Dans la série des boulots de cons qui composent 80% des activités rémunérées de nos semblables, j’avais envie de parler des employés de Streetéo et de Moovia dont il a été question, il y a quelques jours dans l’émission «Envoyé spécial» sur France 2 mais qui sont des structures dont je suis l’évolution depuis un certain temps.
Dans le même numéro d’Elise Lucet, il a été question du penseur-chercheur-provocateur américain David Graeber et son livre «Bullshit jobs»; une étude qui, bien évidemment, dépasse les frontières et rend son discours planétaire. Depuis longtemps, je me pose la question du sens du travail, de la dignité à acquérir et à conserver pour un semblant d’harmonie au quotidien. Cela fait longtemps aussi que je considère que la grande majorité des travaux exécutés contre un salaire sont des boulots de cons où la seule justification trouvée pour être en paix avec sa conscience est qu’il faut bien vivre en se rangeant derrière l’adage qui permet d’avaler toutes les couleuvres: «il n’y a pas de sots métiers, il n’y a que de sottes gens.»

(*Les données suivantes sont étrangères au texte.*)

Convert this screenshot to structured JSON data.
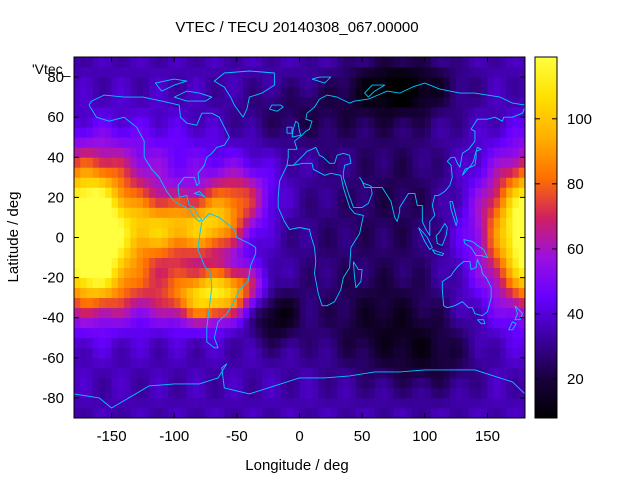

Travailler par plaisir est un privilège de riches, j’en ai conscience. Mais lutter pour rester lucide et se donner les moyens de décider de son parcours, c’est aussi reconnaitre sa force individuelle pour écrire un peu de son destin.
Je défends rarement les automobilistes et à titre personnel, je n’ai plus de voiture et si je réagis c’est simplement parce que j’ai du mal à supporter l’incompétence, la bêtise, la cupidité maladive et l’injustice.
Dans le cas présent, il y a deux strates dans la connerie et l’imposture. Les employés de base qui sillonnent les rues pour traquer les voitures qui n’ont pas réglé le stationnement, qu’elles soient avec une carte «handicapé», sur une place livraison et qui sont payés pour faire du chiffre avec leurs bagnoles de mouchards et les L.A.P.I. (Lecture Automatique de Plaques d’Immatriculation). Un boulot passionnant qui doit correspondre à une vocation. Autant le système LAPI est utile pour la gendarmerie ou la Police pour être efficace rapidement, autant le système mis en place par la Marie de Paris, mais aussi à Lyon, Bordeaux, Marseille et toutes les grandes villes est une pompe à fric déguisée où les salariés (contrairement aux discours policés officiels) ont des objectifs de prunes journalières. On connait le scandale des fourrières à Paris et leurs façons d’agir avec la complicité des autorités locales (Mairie et préfecture) et le fameux stationnement gênant qui génère les enlèvements très facilement à proximité de ces «lieux de stockage» et surtout aux heures dites ouvrables (j’ai le souvenir d’une impossibilité de prendre mon véhicule, une nuit dans la capitale, ma voiture poussée par un 4×4 sur une autre bagnole et dont le côté gênant avait mis plusieurs heures pour trouver une solution !).
Le racket s’applique donc sur plusieurs niveaux et s’organise avec des acteurs aux discours bien rodés, le but ultime reste évidemment le bien-être collectif (un peu d’humour !), alors que le dénominateur commun étant la manne financière, la méthode des municipalités et de leurs complices Streetéo et Moovia est de prendre ceux qui les engraissent pour des cons et ça marche très bien. En plus le banlieusard qui, attiré par les lumières de la capitale et inconscient des risques qu’il court, grâce à M. Christophe Najdovski un stratège ( le responsable du stationnement à la Mairie de Paris), vient avec sa bagnole, ce banlieusard ne vote pas à Paris et donc ne fait pas courir de risque à la clique à Hidalgo dont les amis bobos parisiens (qui eux sont des votants) ne voient pas de justifications aux deux principaux reproches: la circulation et la saleté croissante.
Streetéo et Moovia travaillent avec des petites mains sur le terrain mais dans les hautes sphères, on discute avec les décideurs des grandes villes qui ont du mal à s’exprimer sur le sujet. C’est amusant, cette pudeur ! De grands timides! Le vent serait-il en train de tourner avec les courants d’argent public, après les centres commerciaux et les ronds-ponts qui ont permis de faire plaisir à des amis fidèles?
Finalement dans une activité qui génère des milliers de boulots de cons, ceux qui tirent les ficelles le sont beaucoup moins ou même pas du tout, en tout cas, ça fait belle lurette qu’ils savent que pour réussir, il faut s’asseoir, mais pas n’importe où: s’asseoir sur ses scrupules et sa dignité.